Cette fois il était question d’une grande affaire : il s’agissait d’un bâtiment chargé de tapis turcs, d’étoffes du Levant et de cachemires ; il fallait trouver un terrain neutre où l’échange pût se faire ; puis tenter de jeter ces objets sur les côtes de France.

La prime était énorme si l’on réussissait : il s’agissait de cinquante à soixante piastres par homme.

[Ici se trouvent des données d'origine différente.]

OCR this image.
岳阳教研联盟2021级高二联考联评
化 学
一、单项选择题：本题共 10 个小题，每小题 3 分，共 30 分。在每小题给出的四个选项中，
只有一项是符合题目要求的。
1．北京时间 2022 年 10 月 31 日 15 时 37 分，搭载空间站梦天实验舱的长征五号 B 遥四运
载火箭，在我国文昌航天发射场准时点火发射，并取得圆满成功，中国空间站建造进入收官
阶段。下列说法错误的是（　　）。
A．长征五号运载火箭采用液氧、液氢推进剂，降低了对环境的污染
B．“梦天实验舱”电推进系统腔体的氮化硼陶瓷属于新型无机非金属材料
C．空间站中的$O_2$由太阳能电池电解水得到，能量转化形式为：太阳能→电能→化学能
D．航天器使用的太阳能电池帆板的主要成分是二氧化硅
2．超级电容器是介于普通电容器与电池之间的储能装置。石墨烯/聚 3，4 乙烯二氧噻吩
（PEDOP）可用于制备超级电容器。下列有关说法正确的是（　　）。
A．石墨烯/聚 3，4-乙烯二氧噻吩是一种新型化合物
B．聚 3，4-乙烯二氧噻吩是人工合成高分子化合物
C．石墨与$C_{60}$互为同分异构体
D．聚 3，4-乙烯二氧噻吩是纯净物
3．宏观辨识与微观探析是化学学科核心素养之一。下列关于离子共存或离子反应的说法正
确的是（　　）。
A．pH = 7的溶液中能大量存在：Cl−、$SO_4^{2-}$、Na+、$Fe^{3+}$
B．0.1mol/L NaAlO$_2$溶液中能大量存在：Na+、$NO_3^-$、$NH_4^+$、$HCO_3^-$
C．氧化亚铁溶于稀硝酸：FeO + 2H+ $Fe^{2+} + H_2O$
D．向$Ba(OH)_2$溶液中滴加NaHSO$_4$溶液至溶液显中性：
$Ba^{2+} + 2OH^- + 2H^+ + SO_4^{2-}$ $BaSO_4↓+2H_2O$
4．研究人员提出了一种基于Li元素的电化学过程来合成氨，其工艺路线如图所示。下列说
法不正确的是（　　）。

Le patron de la Jeune-Amélie proposa comme lieu de débarquement l’île de Monte-Cristo, laquelle, étant complètement déserte et n’ayant ni soldats ni douaniers, semble avoir été placée au milieu de la mer du temps de l’Olympe païen par Mercure, ce dieu des commerçants et des voleurs, classes que nous avons faites séparées, sinon distinctes, et que l’antiquité, à ce qu’il paraît, rangeait dans la même catégorie.

À ce nom de Monte-Cristo, Dantès tressaillit de joie : il se leva pour cacher son émotion et fit un tour dans la taverne enfumée où tous les idiomes du monde connu venaient se fondre dans la langue franque.

Lorsqu’il se rapprocha des deux interlocuteurs, il était décidé que l’on relâcherait à Monte-Cristo et que l’on partirait pour cette expédition dès la nuit suivante.

Edmond, consulté, fut d’avis que l’île offrait toutes les sécurités possibles, et que les grandes entreprises pour réussir avaient besoin d’être menées vite.

Rien ne fut donc changé au programme arrêté. Il fut convenu que l’on appareillerait le lendemain soir, et que l’on tâcherait, la mer étant belle et le vent favorable, de se trouver le surlendemain soir dans les eaux de l’île neutre.